First up is Christopher Wooding's The Storm Theif (not yet published in the U.S.). Craig writes, "Not everybody likes fantasies which combine dizzying imaginative detail with action-adventure, but for kids who find fiction second-best to PlayStation games, Wooding is ideal."
Craig also reviews Jeanne DuPrau's wildly popular The People of Sparks. And, Craig is impressed: "In The City of Ember and The People of Sparks, Jeanne DuPrau has written one of the important fables of our time, addressing both our fear of annihilation and of immigration, and she has done it with captivating grace and style. "
I have not read The City of Ember and The People of Sparks. Comments, anyone? Should they be on my list?
Philip Ardagh reviews Dave Barry and Ridley Pearson's Peter and the Starcatchers for the Guardian.

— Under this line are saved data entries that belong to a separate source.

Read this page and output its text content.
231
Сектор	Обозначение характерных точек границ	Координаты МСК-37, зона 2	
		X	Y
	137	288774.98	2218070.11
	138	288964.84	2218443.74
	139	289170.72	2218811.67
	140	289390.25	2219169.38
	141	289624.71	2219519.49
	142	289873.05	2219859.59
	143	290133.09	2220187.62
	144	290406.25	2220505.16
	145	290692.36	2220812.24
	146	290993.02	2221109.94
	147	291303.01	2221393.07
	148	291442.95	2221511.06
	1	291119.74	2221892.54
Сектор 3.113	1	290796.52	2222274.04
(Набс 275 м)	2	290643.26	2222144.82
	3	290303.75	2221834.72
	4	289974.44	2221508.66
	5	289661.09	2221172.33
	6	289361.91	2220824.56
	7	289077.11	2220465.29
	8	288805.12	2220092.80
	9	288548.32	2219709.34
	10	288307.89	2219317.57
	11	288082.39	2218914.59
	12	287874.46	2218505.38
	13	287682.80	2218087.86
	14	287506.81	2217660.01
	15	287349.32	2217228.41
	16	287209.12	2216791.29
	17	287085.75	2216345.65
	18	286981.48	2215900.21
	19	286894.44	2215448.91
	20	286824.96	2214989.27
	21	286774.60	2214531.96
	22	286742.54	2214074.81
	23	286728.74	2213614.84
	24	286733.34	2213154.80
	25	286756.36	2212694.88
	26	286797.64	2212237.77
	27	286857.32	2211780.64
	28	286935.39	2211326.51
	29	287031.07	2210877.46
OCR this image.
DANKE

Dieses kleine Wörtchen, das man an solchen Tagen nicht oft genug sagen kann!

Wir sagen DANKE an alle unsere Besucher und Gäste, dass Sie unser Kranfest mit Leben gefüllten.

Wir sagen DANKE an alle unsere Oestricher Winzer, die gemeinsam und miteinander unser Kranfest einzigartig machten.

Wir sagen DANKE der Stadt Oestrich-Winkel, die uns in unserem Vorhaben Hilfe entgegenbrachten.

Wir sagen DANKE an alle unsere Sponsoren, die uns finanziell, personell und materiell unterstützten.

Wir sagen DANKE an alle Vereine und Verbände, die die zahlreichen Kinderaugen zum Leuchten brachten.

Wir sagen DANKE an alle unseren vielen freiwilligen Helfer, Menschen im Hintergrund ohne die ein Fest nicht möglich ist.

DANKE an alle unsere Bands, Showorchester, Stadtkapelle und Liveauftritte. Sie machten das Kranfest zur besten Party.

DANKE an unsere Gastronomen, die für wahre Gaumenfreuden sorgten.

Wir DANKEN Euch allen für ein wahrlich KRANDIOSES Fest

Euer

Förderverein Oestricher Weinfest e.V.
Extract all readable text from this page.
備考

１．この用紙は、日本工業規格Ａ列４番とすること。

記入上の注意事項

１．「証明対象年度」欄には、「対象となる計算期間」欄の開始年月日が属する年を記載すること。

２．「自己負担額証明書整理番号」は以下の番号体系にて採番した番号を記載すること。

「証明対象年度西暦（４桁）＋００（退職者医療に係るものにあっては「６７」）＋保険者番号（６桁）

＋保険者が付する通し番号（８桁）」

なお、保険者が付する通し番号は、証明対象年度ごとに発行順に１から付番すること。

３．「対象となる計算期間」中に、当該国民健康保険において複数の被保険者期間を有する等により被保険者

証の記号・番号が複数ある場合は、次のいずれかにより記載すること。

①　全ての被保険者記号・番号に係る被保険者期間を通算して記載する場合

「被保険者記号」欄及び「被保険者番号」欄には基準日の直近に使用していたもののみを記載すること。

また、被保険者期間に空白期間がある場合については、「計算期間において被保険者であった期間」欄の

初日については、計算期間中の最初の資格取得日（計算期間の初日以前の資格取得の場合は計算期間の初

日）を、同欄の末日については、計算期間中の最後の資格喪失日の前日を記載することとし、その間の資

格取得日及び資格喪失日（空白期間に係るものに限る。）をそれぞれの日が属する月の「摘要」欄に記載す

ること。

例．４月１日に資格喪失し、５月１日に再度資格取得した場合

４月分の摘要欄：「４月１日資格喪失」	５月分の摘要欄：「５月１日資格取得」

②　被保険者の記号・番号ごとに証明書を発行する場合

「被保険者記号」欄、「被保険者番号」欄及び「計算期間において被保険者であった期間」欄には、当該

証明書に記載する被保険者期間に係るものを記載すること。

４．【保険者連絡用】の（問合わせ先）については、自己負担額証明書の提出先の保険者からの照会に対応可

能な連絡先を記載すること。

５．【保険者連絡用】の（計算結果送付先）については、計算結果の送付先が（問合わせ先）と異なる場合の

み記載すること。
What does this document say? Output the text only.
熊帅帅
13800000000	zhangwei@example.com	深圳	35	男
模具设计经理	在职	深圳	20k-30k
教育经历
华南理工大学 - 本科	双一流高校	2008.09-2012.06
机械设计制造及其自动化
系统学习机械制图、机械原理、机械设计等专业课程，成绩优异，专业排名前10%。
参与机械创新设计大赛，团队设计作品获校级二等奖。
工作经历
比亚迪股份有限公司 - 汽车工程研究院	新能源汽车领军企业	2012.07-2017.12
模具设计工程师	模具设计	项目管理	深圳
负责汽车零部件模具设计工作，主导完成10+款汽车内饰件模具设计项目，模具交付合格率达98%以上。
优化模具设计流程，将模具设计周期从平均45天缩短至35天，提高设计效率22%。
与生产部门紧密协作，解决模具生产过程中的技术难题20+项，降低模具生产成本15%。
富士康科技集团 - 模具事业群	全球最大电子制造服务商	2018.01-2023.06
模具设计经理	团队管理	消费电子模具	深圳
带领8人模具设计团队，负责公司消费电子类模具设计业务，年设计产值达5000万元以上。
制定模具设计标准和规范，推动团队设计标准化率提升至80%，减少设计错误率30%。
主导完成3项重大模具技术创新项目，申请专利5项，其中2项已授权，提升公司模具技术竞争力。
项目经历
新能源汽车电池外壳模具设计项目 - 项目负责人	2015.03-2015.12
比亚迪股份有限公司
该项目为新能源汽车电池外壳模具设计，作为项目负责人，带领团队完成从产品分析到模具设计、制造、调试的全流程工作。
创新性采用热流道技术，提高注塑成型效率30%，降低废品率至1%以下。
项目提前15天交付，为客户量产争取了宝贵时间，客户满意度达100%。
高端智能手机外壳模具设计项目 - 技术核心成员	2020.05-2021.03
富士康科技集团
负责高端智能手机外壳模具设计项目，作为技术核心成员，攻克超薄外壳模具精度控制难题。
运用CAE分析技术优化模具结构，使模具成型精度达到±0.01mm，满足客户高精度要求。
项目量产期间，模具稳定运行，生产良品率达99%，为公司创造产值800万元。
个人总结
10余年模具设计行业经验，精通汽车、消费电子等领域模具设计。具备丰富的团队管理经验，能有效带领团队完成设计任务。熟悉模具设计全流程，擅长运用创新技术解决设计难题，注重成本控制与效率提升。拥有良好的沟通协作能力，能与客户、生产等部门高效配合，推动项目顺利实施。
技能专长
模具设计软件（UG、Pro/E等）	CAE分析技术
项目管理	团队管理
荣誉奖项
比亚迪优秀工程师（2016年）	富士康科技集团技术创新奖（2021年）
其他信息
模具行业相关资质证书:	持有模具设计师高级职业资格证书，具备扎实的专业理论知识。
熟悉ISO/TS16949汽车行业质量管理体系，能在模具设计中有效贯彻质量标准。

Ardagh's assesment of Barry and Pearson's style is funny and forgiving. Ardagh finds,
- When it comes to language, the authors play fast and loose with period and culture, too. We have a "gesundheit" and a "git" in there somewhere. But why should Barry and Pearson worry? It's not their job to satisfy us fuddy-duddies who were brought up on the wonderfully English middle-class diet of being taken to see Peter Pan in the West End every Christmas. They are out to appeal to a different audience. And the book goes to ingenious lengths to explain and establish all aspects of Peter Pan's later world, with which we're familiar. It is also very moving.